Delta-like protein 3 (DLL3), an inhibitory Notch ligand, is the target for rovalpituzumab tesirine in development for the treatment of small cell lung cancer (SCLC). We studied the expression of DLL3, its reproducibility and prognostic role in pulmonary neuroendocrine tumors.
Institutional pathology files were searched for resected pulmonary neuroendocrine tumors (1995-2017). Expression of DLL3 (clone SP347) was categorized as high (≥50% of tumor cells) or low (<50%). Interobserver agreement among 5 thoracic pathologists was measured by Krippendorff's α coefficient. Staging (N = 148) was performed according to the 8th AJCC.
Our study included 157 patients with a median age of 62.2 years (range 23.2-88.1) including 59 men (37.6%). Tumors included 44 (28.0%) SCLC, 46 (29.3%) atypical and 67 (42.7%) typical carcinoid tumors at stages I (N = 83, 56.1%), II (N = 28, 18.9%), and III/IV (N = 37, 25.0%). Interobserver agreement for high vs low DLL3 expression (N = 70) was 82.9% (α = 0.79, substantial). High DLL3 expression was observed in 35 (79.5%) SCLC, 17 (37.0%) atypical and 22 (32.8%) typical carcinoid tumors. High DLL3 was associated with SCLC morphology (p < 0.0001). During a median follow-up of 4.2 years (range, 2 days-20.3 years), 70 patients died; 19 died from disease. High DLL3 expression was associated with better overall survival in SCLC (p = 0.049) but not after adjusting for age, tumor size and stage.

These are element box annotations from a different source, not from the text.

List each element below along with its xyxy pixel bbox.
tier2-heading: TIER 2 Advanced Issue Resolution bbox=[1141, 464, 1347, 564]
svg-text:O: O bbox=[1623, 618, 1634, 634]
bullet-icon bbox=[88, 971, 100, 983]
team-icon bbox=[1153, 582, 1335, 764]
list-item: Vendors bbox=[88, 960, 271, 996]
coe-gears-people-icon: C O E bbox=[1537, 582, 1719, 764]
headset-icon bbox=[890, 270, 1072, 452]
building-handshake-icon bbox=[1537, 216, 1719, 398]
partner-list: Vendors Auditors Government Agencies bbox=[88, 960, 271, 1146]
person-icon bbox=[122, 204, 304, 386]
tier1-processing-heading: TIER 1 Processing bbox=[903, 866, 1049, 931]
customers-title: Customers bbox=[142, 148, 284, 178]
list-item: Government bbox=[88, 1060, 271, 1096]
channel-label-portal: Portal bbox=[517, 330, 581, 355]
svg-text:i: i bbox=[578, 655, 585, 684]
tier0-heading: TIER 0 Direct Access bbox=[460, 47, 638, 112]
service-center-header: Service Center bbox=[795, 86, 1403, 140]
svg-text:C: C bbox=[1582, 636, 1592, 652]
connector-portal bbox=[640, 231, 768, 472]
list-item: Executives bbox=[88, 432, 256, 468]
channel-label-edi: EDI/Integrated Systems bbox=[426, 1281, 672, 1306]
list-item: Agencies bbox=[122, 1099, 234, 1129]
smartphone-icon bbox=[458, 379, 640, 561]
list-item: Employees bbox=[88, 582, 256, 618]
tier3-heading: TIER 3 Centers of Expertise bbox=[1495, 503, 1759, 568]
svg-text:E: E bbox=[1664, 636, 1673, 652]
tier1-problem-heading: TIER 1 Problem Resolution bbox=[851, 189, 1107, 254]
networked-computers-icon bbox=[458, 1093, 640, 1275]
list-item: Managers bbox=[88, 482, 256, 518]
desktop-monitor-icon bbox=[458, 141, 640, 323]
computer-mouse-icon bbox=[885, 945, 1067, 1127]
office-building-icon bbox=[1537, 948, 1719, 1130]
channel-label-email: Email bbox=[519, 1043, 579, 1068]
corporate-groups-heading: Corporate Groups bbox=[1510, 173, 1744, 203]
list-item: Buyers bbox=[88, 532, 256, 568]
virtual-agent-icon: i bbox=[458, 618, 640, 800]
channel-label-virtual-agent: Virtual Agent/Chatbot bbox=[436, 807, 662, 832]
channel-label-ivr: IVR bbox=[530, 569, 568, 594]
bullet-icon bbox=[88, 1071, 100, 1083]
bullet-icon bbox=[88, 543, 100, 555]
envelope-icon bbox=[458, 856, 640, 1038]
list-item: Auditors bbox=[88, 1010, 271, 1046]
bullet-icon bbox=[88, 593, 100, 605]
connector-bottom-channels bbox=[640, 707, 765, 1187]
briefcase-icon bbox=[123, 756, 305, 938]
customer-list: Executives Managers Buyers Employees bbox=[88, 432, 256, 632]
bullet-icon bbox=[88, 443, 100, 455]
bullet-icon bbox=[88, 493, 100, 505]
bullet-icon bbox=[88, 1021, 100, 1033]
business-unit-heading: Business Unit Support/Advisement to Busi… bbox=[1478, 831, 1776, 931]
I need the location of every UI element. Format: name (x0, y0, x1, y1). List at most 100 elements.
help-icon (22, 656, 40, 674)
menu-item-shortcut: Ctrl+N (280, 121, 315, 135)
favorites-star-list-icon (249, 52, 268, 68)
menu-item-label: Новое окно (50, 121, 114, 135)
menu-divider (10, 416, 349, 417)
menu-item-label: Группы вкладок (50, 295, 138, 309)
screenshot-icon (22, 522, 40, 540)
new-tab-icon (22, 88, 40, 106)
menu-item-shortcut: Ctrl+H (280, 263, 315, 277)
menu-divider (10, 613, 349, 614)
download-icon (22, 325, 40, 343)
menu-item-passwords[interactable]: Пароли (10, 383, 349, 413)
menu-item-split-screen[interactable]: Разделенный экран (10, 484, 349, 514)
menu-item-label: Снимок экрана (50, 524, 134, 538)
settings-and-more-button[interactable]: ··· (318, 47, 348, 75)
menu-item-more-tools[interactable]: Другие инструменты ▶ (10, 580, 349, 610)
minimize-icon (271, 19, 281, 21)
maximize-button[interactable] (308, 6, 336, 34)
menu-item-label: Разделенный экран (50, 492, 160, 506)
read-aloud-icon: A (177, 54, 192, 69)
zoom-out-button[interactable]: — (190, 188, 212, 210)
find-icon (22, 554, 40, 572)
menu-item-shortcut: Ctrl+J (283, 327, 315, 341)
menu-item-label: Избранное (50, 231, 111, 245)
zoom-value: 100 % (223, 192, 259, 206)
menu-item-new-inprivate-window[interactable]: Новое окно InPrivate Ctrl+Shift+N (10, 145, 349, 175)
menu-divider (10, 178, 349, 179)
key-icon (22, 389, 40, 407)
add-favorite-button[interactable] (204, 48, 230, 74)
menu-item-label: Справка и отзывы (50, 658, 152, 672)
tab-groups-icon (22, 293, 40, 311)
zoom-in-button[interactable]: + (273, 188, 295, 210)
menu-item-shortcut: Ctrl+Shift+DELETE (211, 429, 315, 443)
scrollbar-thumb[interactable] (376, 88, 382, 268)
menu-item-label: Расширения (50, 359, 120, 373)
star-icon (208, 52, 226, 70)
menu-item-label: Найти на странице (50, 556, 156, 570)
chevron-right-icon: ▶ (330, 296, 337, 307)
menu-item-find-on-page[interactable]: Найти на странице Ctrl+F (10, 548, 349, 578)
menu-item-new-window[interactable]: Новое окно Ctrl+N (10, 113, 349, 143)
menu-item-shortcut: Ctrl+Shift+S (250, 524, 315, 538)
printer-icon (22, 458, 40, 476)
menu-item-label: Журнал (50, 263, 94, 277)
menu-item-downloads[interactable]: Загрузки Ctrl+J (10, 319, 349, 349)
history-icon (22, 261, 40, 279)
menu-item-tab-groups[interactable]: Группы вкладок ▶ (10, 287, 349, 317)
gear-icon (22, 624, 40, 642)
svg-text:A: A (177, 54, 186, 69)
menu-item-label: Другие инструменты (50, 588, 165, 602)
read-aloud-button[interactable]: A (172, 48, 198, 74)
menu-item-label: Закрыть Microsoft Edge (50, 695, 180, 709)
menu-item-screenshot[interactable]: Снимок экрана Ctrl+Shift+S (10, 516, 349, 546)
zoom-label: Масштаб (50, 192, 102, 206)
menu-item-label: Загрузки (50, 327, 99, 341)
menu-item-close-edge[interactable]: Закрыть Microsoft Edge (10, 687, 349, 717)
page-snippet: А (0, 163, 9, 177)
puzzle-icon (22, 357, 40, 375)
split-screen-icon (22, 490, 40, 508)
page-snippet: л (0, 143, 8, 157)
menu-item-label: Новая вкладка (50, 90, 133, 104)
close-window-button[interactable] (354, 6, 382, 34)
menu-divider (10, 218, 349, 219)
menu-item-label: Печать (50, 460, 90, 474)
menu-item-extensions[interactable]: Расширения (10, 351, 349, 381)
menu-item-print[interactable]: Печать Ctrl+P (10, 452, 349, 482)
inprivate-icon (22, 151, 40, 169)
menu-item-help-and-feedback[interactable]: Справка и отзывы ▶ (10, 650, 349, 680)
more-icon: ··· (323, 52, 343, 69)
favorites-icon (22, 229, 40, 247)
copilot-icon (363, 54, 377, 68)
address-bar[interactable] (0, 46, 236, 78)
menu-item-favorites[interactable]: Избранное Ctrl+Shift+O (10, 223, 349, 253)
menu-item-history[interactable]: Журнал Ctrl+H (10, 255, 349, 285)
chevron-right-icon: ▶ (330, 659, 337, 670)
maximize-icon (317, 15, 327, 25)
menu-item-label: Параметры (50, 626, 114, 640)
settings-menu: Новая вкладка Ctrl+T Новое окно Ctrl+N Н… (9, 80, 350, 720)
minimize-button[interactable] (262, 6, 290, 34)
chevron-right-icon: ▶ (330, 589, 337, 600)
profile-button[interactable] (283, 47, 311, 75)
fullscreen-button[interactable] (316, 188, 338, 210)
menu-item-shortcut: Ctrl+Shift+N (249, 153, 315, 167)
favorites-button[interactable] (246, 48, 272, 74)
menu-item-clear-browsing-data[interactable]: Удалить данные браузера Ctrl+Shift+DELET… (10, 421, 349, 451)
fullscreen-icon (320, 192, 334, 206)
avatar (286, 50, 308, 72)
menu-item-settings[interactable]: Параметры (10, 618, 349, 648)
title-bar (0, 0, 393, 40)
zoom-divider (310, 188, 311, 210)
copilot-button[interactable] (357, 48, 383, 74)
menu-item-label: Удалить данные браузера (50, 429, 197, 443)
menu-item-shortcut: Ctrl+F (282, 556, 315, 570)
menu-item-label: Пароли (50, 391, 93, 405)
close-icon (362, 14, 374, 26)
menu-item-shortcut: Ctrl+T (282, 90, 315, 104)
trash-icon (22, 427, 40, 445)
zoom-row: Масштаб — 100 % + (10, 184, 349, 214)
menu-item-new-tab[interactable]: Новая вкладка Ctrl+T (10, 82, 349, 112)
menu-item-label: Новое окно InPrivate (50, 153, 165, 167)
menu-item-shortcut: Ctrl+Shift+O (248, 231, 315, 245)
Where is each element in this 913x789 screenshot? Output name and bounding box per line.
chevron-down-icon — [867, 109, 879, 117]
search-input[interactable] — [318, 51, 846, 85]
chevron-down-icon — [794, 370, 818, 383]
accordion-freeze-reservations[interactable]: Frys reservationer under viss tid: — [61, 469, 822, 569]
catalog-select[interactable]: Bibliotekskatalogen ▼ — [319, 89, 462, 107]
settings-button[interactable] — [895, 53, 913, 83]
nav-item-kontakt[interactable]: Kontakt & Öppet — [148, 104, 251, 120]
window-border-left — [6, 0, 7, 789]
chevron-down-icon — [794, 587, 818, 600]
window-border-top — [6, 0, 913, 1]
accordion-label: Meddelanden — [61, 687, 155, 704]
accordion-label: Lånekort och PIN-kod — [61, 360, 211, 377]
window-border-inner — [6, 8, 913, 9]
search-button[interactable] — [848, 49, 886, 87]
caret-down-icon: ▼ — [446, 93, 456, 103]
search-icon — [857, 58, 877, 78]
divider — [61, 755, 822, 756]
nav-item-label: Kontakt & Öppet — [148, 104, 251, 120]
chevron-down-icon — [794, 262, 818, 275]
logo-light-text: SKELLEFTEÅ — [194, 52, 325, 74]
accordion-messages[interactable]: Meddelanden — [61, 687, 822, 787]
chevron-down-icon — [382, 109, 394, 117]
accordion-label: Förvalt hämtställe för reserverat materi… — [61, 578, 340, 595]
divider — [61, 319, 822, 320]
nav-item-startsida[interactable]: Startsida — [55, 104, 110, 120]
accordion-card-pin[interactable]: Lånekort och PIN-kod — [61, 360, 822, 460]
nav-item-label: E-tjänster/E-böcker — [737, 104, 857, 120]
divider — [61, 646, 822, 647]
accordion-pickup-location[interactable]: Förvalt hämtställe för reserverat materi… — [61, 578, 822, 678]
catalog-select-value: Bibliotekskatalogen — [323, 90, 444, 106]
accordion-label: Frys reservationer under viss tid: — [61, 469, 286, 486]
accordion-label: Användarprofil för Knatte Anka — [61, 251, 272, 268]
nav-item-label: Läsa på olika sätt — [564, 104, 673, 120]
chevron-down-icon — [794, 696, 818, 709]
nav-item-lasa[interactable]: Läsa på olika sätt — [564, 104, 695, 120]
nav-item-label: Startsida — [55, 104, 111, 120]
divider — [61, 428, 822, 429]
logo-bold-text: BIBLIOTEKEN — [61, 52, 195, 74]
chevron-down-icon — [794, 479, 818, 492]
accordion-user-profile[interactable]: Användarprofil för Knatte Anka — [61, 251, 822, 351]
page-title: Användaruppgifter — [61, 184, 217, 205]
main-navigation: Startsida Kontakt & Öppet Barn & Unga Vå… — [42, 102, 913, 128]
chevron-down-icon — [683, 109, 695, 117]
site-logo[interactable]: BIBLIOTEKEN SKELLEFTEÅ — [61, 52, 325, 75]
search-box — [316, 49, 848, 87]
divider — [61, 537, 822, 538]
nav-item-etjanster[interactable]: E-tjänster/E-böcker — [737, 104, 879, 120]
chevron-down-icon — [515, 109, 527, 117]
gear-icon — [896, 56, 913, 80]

DLL3 expression is reliably quantifiable by pathologists and is highly expressed in the majority of SCLC and a subset of carcinoid tumors, making it an attractive target for anti-DLL3 treatment.
Delta-like 蛋白 3(DLL3)是一种抑制性 Notch 配体,是正在开发用于治疗小细胞肺癌(SCLC)的罗瓦匹妥单抗 tesirine 的靶点。我们研究了 DLL3 的表达、可重复性及其在肺神经内分泌肿瘤中的预后作用。
检索机构病理学档案,寻找切除的肺神经内分泌肿瘤(1995-2017 年)。DLL3(克隆 SP347)的表达分为高(≥50%的肿瘤细胞)或低(<50%)。5 位胸病理学家之间的观察者间一致性通过 Krippendorff 的α系数来衡量。根据第 8 版 AJCC 进行分期(N=148)。
我们的研究包括 157 名中位年龄为 62.2 岁(范围 23.2-88.1)的患者,其中 59 名男性(37.6%)。肿瘤包括 44 例(28.0%)SCLC、46 例(29.3%)非典型和 67 例(42.7%)典型类癌肿瘤,分期为 I(N=83,56.1%)、II(N=28,18.9%)和 III/IV(N=37,25.0%)。高 vs 低 DLL3 表达(N=70)的观察者间一致性为 82.9%(α=0.79,中等)。在 35 例(79.5%)SCLC、17 例(37.0%)非典型和 22 例(32.8%)典型类癌肿瘤中观察到高 DLL3 表达。高 DLL3 与 SCLC 形态学相关(p<0.0001)。在中位随访 4.2 年(范围 2 天-20.3 年)期间,70 例患者死亡;19 例死于疾病。高 DLL3 表达与 SCLC 的总生存相关(p=0.049),但在校正年龄、肿瘤大小和分期后无统计学意义。
DLL3 表达可由病理学家可靠地定量,在大多数 SCLC 和一部分类癌肿瘤中高度表达,使其成为抗-DLL3 治疗的有吸引力的靶点。